Di perjalanan, pemuda itu terbiasa menyapa dan mengajak siapa saja yang berdiri didekatnya ataupun duduk disebelahnya. Setelah itu tergantung lawan bicara; jika mereka merasa nyaman dia akan mengerahkan kemampuannya berakrab-akrab. Dia akan hanyut bersama mereka dalam perbincangan mengasyikkan. Tapi jika yang disapa terlihat merasa terganggu, dia akan kembali mengakrabi buku yang telah dia siapkan. Sebelum meletakkan bagasi diruang penyimpanan atas, dia tak pernah lupa membuka tas punggungnya, mengeluarkan sebuah buku dan melemparnya ke kursi. Setelah itu duduk.

Hari itu yang duduk disampingnya dalam penerbangan Jakarta-Singapura tampak tak biasa. Seorang ibu. Sudah cukup sepuh dengan keriput wajah mulai menggayut. Kerudungnya kusut. Sandalnya jepit sederhana. Dan dalam pandangan si pemuda, beliau tampak agak udik. Tenaga kerjakah? Setua ini?

Tetapi begitu si pemuda menyapa, si Ibu tersenyum padanya dan tampaklah raut muka yang sumringah dan merdeka. Sekilas, garis-garis ketuaan diwajahnya menjelma menjadi semburat cahaya kebijaksanaan. Si pemuda takjub.

"Ibu hendak kemana?" tanyanya sambil tersenyum ta'zhim.

"Singapura Nak," senyum sang Ibu bersahaja.

"Akan bekerja atau...?"

"Bukan Nak, anak Ibu yang nomer dua bekerja disana. Ini mau menengok cucu. Kebetulan menantu Ibu baru saja melahirkan putra kedua mereka."
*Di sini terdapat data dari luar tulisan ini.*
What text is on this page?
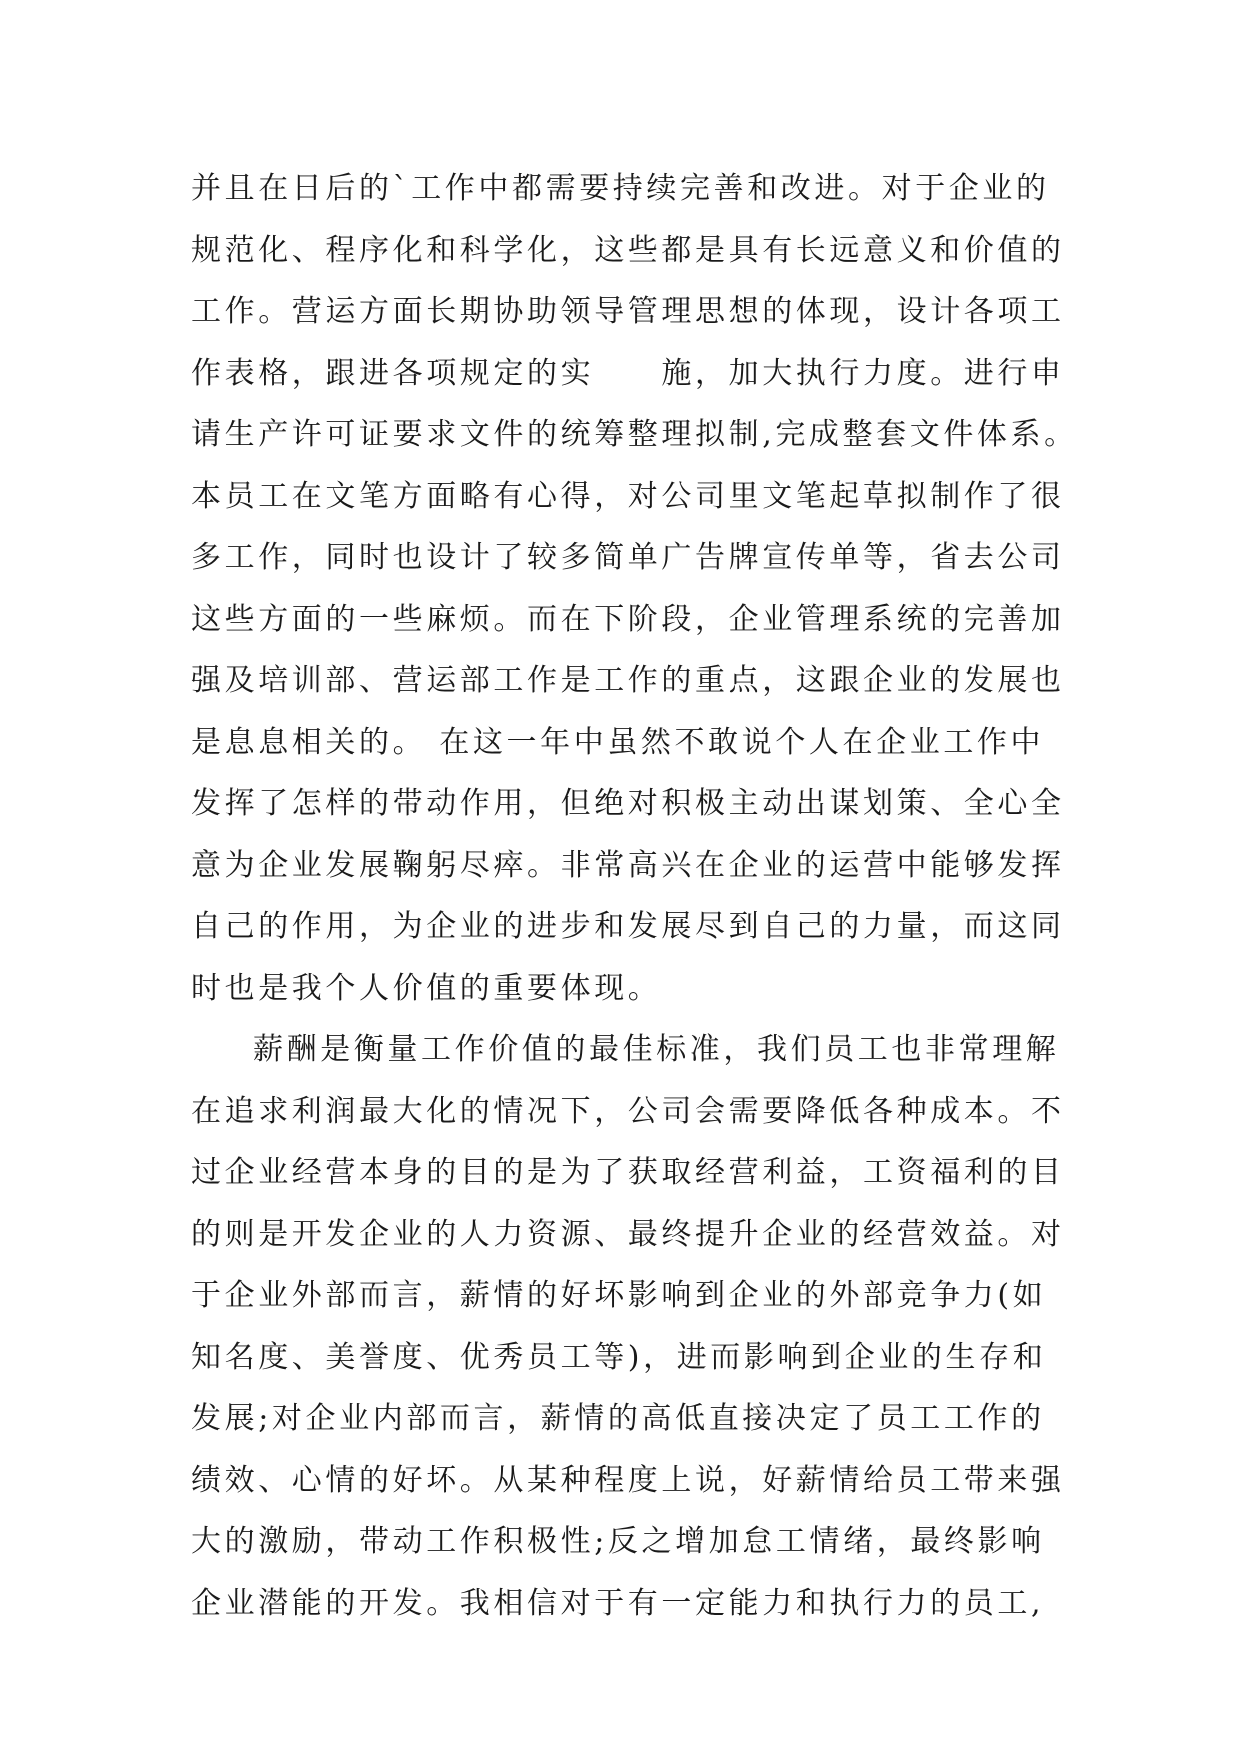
并且在日后的`工作中都需要持续完善和改进。对于企业的
规范化、程序化和科学化，这些都是具有长远意义和价值的
工作。营运方面长期协助领导管理思想的体现，设计各项工
作表格，跟进各项规定的实　　施，加大执行力度。进行申
请生产许可证要求文件的统筹整理拟制,完成整套文件体系。
本员工在文笔方面略有心得，对公司里文笔起草拟制作了很
多工作，同时也设计了较多简单广告牌宣传单等，省去公司
这些方面的一些麻烦。而在下阶段，企业管理系统的完善加
强及培训部、营运部工作是工作的重点，这跟企业的发展也
是息息相关的。 在这一年中虽然不敢说个人在企业工作中
发挥了怎样的带动作用，但绝对积极主动出谋划策、全心全
意为企业发展鞠躬尽瘁。非常高兴在企业的运营中能够发挥
自己的作用，为企业的进步和发展尽到自己的力量，而这同
时也是我个人价值的重要体现。
薪酬是衡量工作价值的最佳标准，我们员工也非常理解
在追求利润最大化的情况下，公司会需要降低各种成本。不
过企业经营本身的目的是为了获取经营利益，工资福利的目
的则是开发企业的人力资源、最终提升企业的经营效益。对
于企业外部而言，薪情的好坏影响到企业的外部竞争力(如
知名度、美誉度、优秀员工等)，进而影响到企业的生存和
发展;对企业内部而言，薪情的高低直接决定了员工工作的
绩效、心情的好坏。从某种程度上说，好薪情给员工带来强
大的激励，带动工作积极性;反之增加怠工情绪，最终影响
企业潜能的开发。我相信对于有一定能力和执行力的员工,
Si pemuda sudah merasa tak enak atas pertanyaannya barusan. Kini dia mencoba lebih berhati-hati.

"Oh, putra Ibu sudah lama bekerja disana?"

"Alhamdulillah, lumayan. Sekarang katanya sudah jadi Permanent Resident begitu. Ibu juga nggak ngerti apa maksudnya, hehe... Yang jelas disana jadi arsitek. Tukang gambar gedung."

Si pemuda tertegun. Arsitek? PR di Singapura? Hebat.

"Oh, iya, putra Ibu berapa?"

"Alhamdulillah Nak, ada empat. Yang di Singapura ini, yang nomer dua. Yang nomer tiga sudah tugas jadi dokter bedah di Jakarta. Yang nomer empat sedang ambil S2 di Jerman. Dia dapat beasiswa."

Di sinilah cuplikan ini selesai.